In an emergency call 999 and ask for Police then Mountain Rescue

SMR Avalanche Training Group

SMR Avalanche Training Group

12th November, 2021

Mountain rescue response to an avalanche incident is one of the more complex situations a team may be called upon to support. Specialist skills are required, speed, team work and coordination are imperative to ensure the most positive outcome.
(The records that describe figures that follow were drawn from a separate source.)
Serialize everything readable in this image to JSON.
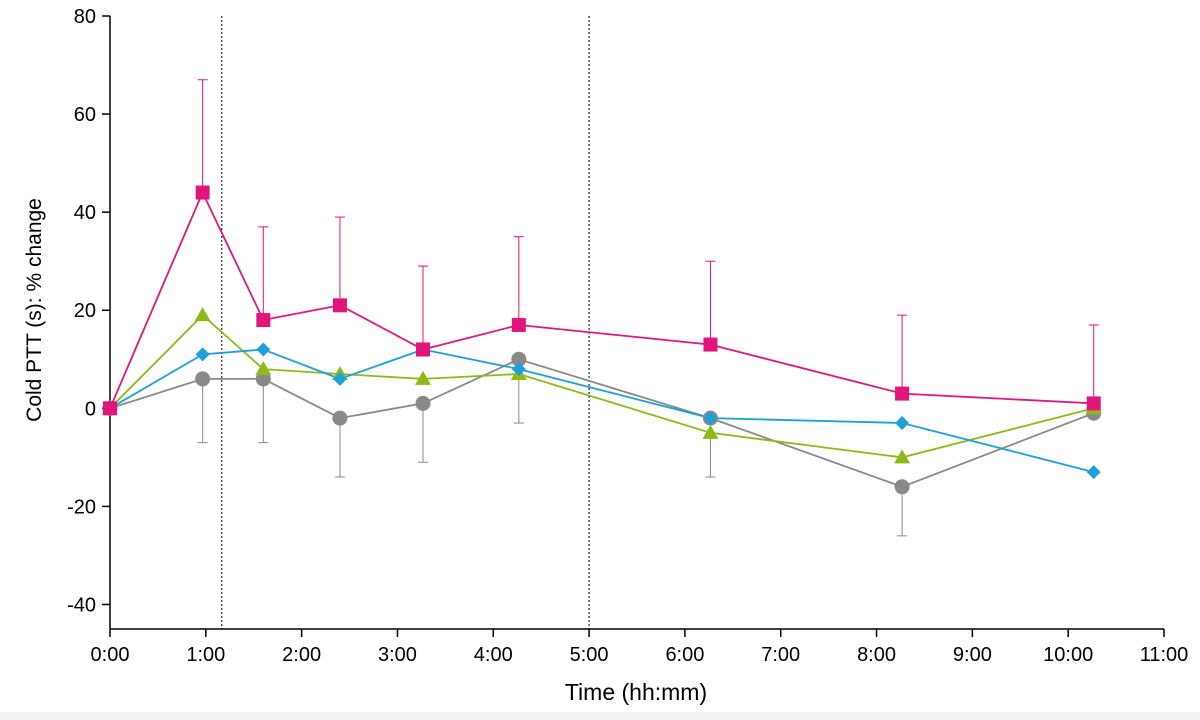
{
  "chart_data": {
    "type": "line",
    "title": "",
    "xlabel": "Time (hh:mm)",
    "ylabel": "Cold PTT (s): % change",
    "xlim": [
      0,
      660
    ],
    "ylim": [
      -45,
      80
    ],
    "x_ticks": [
      {
        "value": 0,
        "label": "0:00"
      },
      {
        "value": 60,
        "label": "1:00"
      },
      {
        "value": 120,
        "label": "2:00"
      },
      {
        "value": 180,
        "label": "3:00"
      },
      {
        "value": 240,
        "label": "4:00"
      },
      {
        "value": 300,
        "label": "5:00"
      },
      {
        "value": 360,
        "label": "6:00"
      },
      {
        "value": 420,
        "label": "7:00"
      },
      {
        "value": 480,
        "label": "8:00"
      },
      {
        "value": 540,
        "label": "9:00"
      },
      {
        "value": 600,
        "label": "10:00"
      },
      {
        "value": 660,
        "label": "11:00"
      }
    ],
    "y_ticks": [
      {
        "value": 80,
        "label": "80"
      },
      {
        "value": 60,
        "label": "60"
      },
      {
        "value": 40,
        "label": "40"
      },
      {
        "value": 20,
        "label": "20"
      },
      {
        "value": 0,
        "label": "0"
      },
      {
        "value": -20,
        "label": "-20"
      },
      {
        "value": -40,
        "label": "-40"
      }
    ],
    "vlines": [
      70,
      300
    ],
    "series": [
      {
        "name": "grey-circle",
        "color": "#898989",
        "marker": "circle",
        "x": [
          0,
          58,
          96,
          144,
          196,
          256,
          376,
          496,
          616
        ],
        "y": [
          0,
          6,
          6,
          -2,
          1,
          10,
          -2,
          -16,
          -1
        ],
        "error_dir": "down",
        "error": [
          0,
          13,
          13,
          12,
          12,
          13,
          12,
          10,
          0
        ]
      },
      {
        "name": "green-triangle",
        "color": "#8dba17",
        "marker": "triangle",
        "x": [
          0,
          58,
          96,
          144,
          196,
          256,
          376,
          496,
          616
        ],
        "y": [
          0,
          19,
          8,
          7,
          6,
          7,
          -5,
          -10,
          0
        ],
        "error_dir": "none",
        "error": []
      },
      {
        "name": "blue-diamond",
        "color": "#1ea0d8",
        "marker": "diamond",
        "x": [
          0,
          58,
          96,
          144,
          196,
          256,
          376,
          496,
          616
        ],
        "y": [
          0,
          11,
          12,
          6,
          12,
          8,
          -2,
          -3,
          -13
        ],
        "error_dir": "none",
        "error": []
      },
      {
        "name": "magenta-square",
        "color": "#e2157a",
        "marker": "square",
        "x": [
          0,
          58,
          96,
          144,
          196,
          256,
          376,
          496,
          616
        ],
        "y": [
          0,
          44,
          18,
          21,
          12,
          17,
          13,
          3,
          1
        ],
        "error_dir": "up",
        "error": [
          0,
          23,
          19,
          18,
          17,
          18,
          17,
          16,
          16
        ]
      }
    ]
  }
}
It is also an incident where rescuers may be working in areas where the advice would otherwise be to stay well clear. Rescuers therefore not only need the ability to find casualties but also be able to quickly come to the aid of their fellow team members should they themselves become avalanched. 
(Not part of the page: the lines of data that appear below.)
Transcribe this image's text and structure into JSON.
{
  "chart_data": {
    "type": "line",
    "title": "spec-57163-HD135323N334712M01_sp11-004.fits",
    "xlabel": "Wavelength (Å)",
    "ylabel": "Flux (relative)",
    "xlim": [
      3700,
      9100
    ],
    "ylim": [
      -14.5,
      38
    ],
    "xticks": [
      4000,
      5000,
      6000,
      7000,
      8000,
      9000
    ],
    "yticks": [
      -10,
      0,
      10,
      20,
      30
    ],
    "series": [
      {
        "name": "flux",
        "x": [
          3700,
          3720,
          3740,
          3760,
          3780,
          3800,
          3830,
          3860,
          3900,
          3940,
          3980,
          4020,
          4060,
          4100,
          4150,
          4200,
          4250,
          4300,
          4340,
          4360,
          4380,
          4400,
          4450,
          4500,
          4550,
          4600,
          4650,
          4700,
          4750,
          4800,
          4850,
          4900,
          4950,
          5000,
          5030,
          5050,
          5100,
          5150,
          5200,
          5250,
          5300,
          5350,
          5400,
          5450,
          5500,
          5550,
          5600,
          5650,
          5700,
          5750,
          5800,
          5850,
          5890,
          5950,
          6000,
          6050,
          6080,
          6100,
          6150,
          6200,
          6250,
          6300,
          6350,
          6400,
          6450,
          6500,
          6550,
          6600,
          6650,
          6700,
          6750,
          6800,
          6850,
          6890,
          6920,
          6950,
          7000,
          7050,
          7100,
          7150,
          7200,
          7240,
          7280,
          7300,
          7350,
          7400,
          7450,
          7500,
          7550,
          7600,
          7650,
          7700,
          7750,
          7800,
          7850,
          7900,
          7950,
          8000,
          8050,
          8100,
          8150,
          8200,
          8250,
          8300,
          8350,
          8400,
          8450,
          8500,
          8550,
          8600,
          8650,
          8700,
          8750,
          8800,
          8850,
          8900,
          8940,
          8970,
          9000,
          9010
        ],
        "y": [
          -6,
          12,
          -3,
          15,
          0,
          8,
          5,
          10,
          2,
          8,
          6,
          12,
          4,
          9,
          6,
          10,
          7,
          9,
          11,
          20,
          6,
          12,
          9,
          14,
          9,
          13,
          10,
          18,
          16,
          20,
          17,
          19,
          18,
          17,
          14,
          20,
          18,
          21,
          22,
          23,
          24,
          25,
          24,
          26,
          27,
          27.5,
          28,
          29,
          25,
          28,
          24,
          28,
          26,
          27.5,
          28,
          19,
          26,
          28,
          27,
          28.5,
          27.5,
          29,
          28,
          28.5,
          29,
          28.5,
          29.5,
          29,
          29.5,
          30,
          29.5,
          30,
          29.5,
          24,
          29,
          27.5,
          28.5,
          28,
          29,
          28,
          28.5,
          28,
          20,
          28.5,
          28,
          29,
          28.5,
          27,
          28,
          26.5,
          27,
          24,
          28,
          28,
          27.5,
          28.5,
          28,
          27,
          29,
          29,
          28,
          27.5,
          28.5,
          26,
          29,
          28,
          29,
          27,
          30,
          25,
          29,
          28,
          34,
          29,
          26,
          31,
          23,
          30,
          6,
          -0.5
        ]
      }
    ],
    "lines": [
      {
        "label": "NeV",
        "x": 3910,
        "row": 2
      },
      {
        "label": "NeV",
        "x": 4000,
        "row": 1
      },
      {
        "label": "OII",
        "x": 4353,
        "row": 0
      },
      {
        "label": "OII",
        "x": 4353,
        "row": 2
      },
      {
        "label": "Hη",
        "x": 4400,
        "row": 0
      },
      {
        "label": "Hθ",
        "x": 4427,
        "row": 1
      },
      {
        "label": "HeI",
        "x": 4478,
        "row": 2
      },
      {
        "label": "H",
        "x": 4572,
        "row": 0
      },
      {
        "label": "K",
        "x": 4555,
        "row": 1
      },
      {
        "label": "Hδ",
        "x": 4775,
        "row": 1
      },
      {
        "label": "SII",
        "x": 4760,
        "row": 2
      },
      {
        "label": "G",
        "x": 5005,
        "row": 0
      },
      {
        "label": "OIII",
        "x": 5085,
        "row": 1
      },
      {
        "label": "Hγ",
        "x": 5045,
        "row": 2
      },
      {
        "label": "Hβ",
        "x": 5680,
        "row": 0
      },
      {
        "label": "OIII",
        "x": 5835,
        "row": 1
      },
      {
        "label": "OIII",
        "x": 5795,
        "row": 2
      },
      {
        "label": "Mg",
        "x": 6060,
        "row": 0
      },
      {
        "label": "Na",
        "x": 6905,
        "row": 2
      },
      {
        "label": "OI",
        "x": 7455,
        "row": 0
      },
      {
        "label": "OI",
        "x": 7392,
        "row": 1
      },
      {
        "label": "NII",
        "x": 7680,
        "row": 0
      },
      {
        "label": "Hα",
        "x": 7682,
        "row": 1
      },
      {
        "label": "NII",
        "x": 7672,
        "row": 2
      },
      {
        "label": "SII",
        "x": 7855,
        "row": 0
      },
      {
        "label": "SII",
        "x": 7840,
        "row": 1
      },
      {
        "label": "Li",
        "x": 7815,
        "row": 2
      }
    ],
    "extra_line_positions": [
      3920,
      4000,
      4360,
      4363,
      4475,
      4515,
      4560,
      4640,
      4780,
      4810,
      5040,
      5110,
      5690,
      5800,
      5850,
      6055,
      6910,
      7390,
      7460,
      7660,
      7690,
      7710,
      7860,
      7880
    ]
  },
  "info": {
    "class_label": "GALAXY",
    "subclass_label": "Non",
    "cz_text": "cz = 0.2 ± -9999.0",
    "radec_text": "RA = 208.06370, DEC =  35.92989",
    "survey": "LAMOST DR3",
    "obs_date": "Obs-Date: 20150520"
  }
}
Avalanche Training Group delivers two courses each winter; the Companion Rescue (CR) and Avalanche Rescue (AR). They are designed to complement each other, the CR focused on introducing safe winter travel and searching skills, the AR takes those skills and develops them within a team search scenario. 

Companion Rescue (CR) 

Two CR courses are run over a single weekend, starting on the Friday or Saturday evening with classroom-based training followed by a full day’s practical on the hill. Instructors will cover safe route planning including interpretation of the SAIS forecast, search techniques using transceivers and probes, and casualty excavation. 
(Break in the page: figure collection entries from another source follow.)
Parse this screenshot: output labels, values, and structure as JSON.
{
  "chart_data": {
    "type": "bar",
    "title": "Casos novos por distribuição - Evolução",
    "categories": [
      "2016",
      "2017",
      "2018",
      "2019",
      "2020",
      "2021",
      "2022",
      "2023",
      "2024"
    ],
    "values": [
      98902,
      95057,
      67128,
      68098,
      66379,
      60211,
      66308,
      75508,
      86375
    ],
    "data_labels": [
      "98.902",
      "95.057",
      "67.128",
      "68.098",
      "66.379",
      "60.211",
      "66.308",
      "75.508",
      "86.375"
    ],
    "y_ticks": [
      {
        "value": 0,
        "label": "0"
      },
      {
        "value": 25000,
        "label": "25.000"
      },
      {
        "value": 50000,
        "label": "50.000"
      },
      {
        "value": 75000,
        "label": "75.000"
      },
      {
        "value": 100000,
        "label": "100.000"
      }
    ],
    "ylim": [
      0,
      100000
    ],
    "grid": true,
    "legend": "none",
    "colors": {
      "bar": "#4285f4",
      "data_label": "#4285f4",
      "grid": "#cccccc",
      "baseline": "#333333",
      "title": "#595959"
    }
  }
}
A full hill day is set aside to practice these skills with plenty of time to ask questions. Even when conditions are not ideal, not having snow in early January is sadly now not uncommon, the course directors have still been able to adapt the practical aspects to fulfill the course delivery objectives. 

The course can broadly be described as delivering the skills required to help keep your team or companions safe during a mountain journey and how to react effectively should one of them be caught in an avalanche, most likely perhaps during an ongoing search. It’s an ideal course for anyone new to MR or wishing to revise their winter search skills. 

 

Avalanche Rescue (AR) 

The AR course is held over a full weekend, meeting on a Friday evening. The course further develops the skills learnt on a CR course or during your own team training and then builds them into a full team response. 

Time is spent discussing the risks posed to the rescuers approaching an avalanche incident: how to assess an avalanche tip; dealing with clues and witnesses and initial “hasty party” response. This would be followed by how to then control and effectively use search and rescue resources during the initial and potentially extended stages of a rescue or recovery. As well as MR teams these resources may also include SARDA, aircraft or specialist medical teams. 

The course further practices transceiver searching, avalanche tip marking, searching, line probing techniques, tactical digging and the medical concerns during extraction. 

Conditions permitting, there is a full night time response exercise on Saturday evening to give an appreciation of the difficulties and risks of searching and controlling an avalanche incident in the dark. On Sunday, most of the remainder of the course is spent on the hill practising all that has been covered as attendees act as one team responding to a multiple burial full team avalanche search. 

Course attendees should leave with a clear understanding of the skills required and response plan to be followed during a large avalanche incident. They will be able to return and share this knowledge with their wider team. 

Both courses are staffed by experienced instructors and where necessary, outside experts such as SAIS forecasters. The courses are regularly reviewed and any new procedures, normally arising from ICAR, are implemented to ensure the latest skills are delivered.